In the Waste/Water Reduction Project category, top honors came down to a tie: the Harvard Divinity School (HDS) Green Team and EcoDiv for a 70 percent composting and recycling rate; and to Sebastian’s Café and the HSPH Green Team café program. Sebastian’s is the first Harvard dining operation to receive a Green Restaurant rating.

In the running for that same category was the FAS toilet and sink conversion project — surely one of the least Oscar-like nominations in Oscar-like history. But retrofitting 700 toilets and 900 sinks did lead to a 20 percent reduction in water use.

The Capital Project Award went to HDS for its renovation of Rockefeller Hall, a late-1960s architectural artifact where energy use has been trimmed by 42 percent.

The Greenhouse Gas Reduction Project category was split into two parts, for energy infrastructure and for behavior/operations.

In the first category, there was a four-way tie. The winners: University Operations Services for retrofits and fuel switching at the Blackstone Steam Plant; the Harvard Graduate School of Education and the Radcliffe Institute for a fuel switch in their shared boilers; the Harvard Business School for its Chilled Water Plant Diversity Project; and Harvard Real Estate Services, in part for installing a 1,600-panel solar power array on an Arsenal Street property.

In the Behavior/Operations category, there was another tie. “We’ll have to be more decisive next year, said another event emcee, Heather Henriksen, director of Harvard’s Office for Sustainability (OFS).

One winner was the FAS Chemistry Operations Team, for finding ways to reduce energy use in science laboratories, which account for 48 percent of FAS energy use – but only 25 percent of its square footage. (The savings so far are $200,000 a year.) And the Harvard Law School (HLS) Facilities Team won for a series of energy audits that increased compliance with energy-saving behaviors by 15 percent.

Then there was the Green Team Project award winner, the team from Alumni Affairs and Development. (Two people accepted the award.

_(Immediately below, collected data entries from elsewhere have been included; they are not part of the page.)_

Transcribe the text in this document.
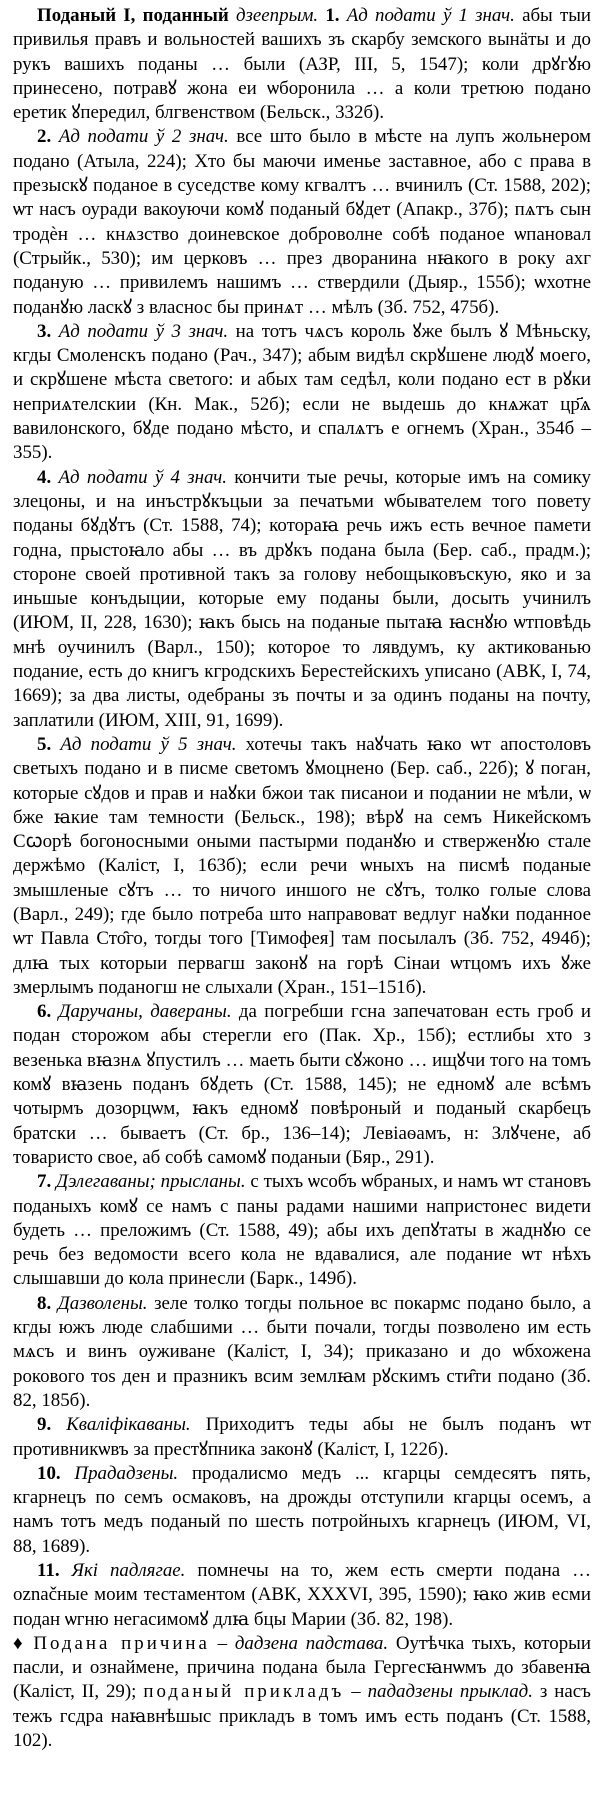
Поданый I, поданный дзеепрым. 1. Ад подати ў 1 знач. абы тыи привилья правъ и вольностей вашихъ зъ скарбу земского вынäты и до рукъ вашихъ поданы … были (АЗР, III, 5, 1547); коли дрꙋгꙋю принесено, потравꙋ жона еи ѡборонила … а коли третюю подано еретик ꙋпередил, блгвенством (Бельск., 332б).

2. Ад подати ў 2 знач. все што было в мѣсте на лупъ жольнером подано (Атыла, 224); Хто бы маючи именье заставное, або с права в презыскꙋ поданое в суседстве кому кгвалтъ … вчинилъ (Ст. 1588, 202); ѡт насъ оуради вакоуючи комꙋ поданый бꙋдет (Апакр., 37б); пѧтъ сын тродѐн … кнѧзство доиневское доброволне собѣ поданое ѡпановал (Стрыйк., 530); им церковъ … през дворанина нꙗкого в року ахг поданую … привилемъ нашимъ … ствердили (Дыяр., 155б); ѡхотне поданꙋю ласкꙋ з власнос бы принѧт … мѣлъ (Зб. 752, 475б).

3. Ад подати ў 3 знач. на тотъ чѧсъ король ꙋже былъ ꙋ Мѣньску, кгды Смоленскъ подано (Рач., 347); абым видѣл скрꙋшене людꙋ моего, и скрꙋшене мѣста светого: и абых там седѣл, коли подано ест в рꙋки неприѧтелскии (Кн. Мак., 52б); если не выдешь до кнѧжат цр҃ѧ вавилонского, бꙋде подано мѣсто, и спалѧтъ е огнемъ (Хран., 354б – 355).

4. Ад подати ў 4 знач. кончити тые речы, которые имъ на сомику злецоны, и на инъстрꙋкъцыи за печатьми ѡбывателем того повету поданы бꙋдꙋтъ (Ст. 1588, 74); котораꙗ речь ижъ есть вечное памети годна, прыстоꙗло абы … въ дрꙋкъ подана была (Бер. саб., прадм.); стороне своей противной такъ за голову небощыковъскую, яко и за иньшые конъдыции, которые ему поданы были, досыть учинилъ (ИЮМ, II, 228, 1630); ꙗкъ бысь на поданые пытаꙗ ꙗснꙋю ѡтповѣдь мнѣ оучинилъ (Варл., 150); которое то лявдумъ, ку актикованью подание, есть до книгъ кгродскихъ Берестейскихъ уписано (АВК, I, 74, 1669); за два листы, одебраны зъ почты и за одинъ поданы на почту, заплатили (ИЮМ, XIII, 91, 1699).

5. Ад подати ў 5 знач. хотечы такъ наꙋчать ꙗко ѡт апостоловъ светыхъ подано и в писме светомъ ꙋмоцнено (Бер. саб., 22б); ꙋ поган, которые сꙋдов и прав и наꙋки бжои так писанои и подании не мѣли, ѡ бже ꙗкие там темности (Бельск., 198); вѣрꙋ на семъ Никейскомъ Сꙍорѣ богоносными оными пастырми поданꙋю и стверженꙋю стале держѣмо (Каліст, I, 163б); если речи ѡныхъ на писмѣ поданые змышленые сꙋтъ … то ничого иншого не сꙋтъ, толко голые слова (Варл., 249); где было потреба што направоват ведлуг наꙋки поданное ѡт Павла Сто̑го, тогды того [Тимофея] там посылалъ (Зб. 752, 494б); длꙗ тых которыи первагш законꙋ на горѣ Сінаи ѡтцомъ ихъ ꙋже змерлымъ поданогш не слыхали (Хран., 151–151б).

6. Даручаны, даверaны. да погребши гсна запечатован есть гроб и подан сторожом абы стерегли его (Пак. Хр., 15б); естлибы хто з везенька вꙗзнѧ ꙋпустилъ … маеть быти сꙋжоно … ищꙋчи того на томъ комꙋ вꙗзень поданъ бꙋдеть (Ст. 1588, 145); не едномꙋ але всѣмъ чотырмъ дозорцѡм, ꙗкъ едномꙋ повѣроный и поданый скарбецъ братски … бываетъ (Ст. бр., 136–14); Левіаѳамъ, н: Злꙋчене, аб товаристо свое, аб собѣ самомꙋ поданыи (Бяр., 291).

7. Дэлегаваны; прысланы. с тыхъ ѡсобъ ѡбраных, и намъ ѡт становъ поданыхъ комꙋ се намъ с паны радами нашими напристонес видети будеть … преложимъ (Ст. 1588, 49); абы ихъ депꙋтаты в жаднꙋю се речь без ведомости всего кола не вдавалися, але подание ѡт нѣхъ слышавши до кола принесли (Барк., 149б).

8. Дазволены. зеле толко тогды польное вс покармс подано было, а кгды южъ люде слабшими … быти почали, тогды позволено им есть мѧсъ и винъ оуживане (Каліст, I, 34); приказано и до ѡбхожена рокового тоѕ ден и празникъ всим землꙗм рꙋскимъ сти̑ти подано (Зб. 82, 185б).

9. Кваліфікаваны. Приходитъ теды абы не былъ поданъ ѡт противникѡвъ за престꙋпника законꙋ (Каліст, I, 122б).

10. Прададзены. продалисмо медъ ... кгарцы семдесятъ пять, кгарнецъ по семъ осмаковъ, на дрожды отступили кгарцы осемъ, а намъ тотъ медъ поданый по шесть потройныхъ кгарнецъ (ИЮМ, VI, 88, 1689).

11. Які падлягае. помнечы на то, жем есть смерти подана … označные моим тестаментом (АВК, XXXVI, 395, 1590); ꙗко жив есми подан ѡгню негасимомꙋ длꙗ бцы Марии (Зб. 82, 198).

♦ Подана причина – дадзена падстава. Оутѣчка тыхъ, которыи пасли, и ознаймене, причина подана была Гергесꙗнѡмъ до збавенꙗ (Каліст, II, 29); поданый прикладъ – пададзены прыклад. з насъ тежъ гсдра наꙗвнѣшыс прикладъ в томъ имъ есть поданъ (Ст. 1588, 102).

One was dressed as Kermit the Frog, who for the occasion wore lime green stockings.)

OFS this year awarded its first Student Sustainability Grants. A long list of winners won a moment of Green Carpet glory, flashing onto the big screen. Two of the grant proposals were a HDS garden and a HLS dorm composting project.

Toward the end of the ceremonies, the audience — still revved up — got a look at “Green is Sexy,” a short from the Mather House Council. The film showed two doubtful best practices for sustainable living. (Shower with all your friends, and use body heat instead of the furnace.) But one idea would work: Once you are under the covers, turn out the lights.

All three film entries, including “Real Men of Genius” from Sam Novey ’11 and Sam Berman ’12, are available for viewing on YouTube.

The wrap-up had an Oscar feel as well. Special Achievement Awards went to Spengler and to Thomas Vautin, Harvard’s acting vice president for administration. A dozen years ago, both were on the ground floor of Harvard’s awakening to the power and importance of sustainable practices — a direction that Vautin credited to undergraduate action starting in the 1980s.

Today, he said of the issue, “The opportunity for continuous learning is endless.”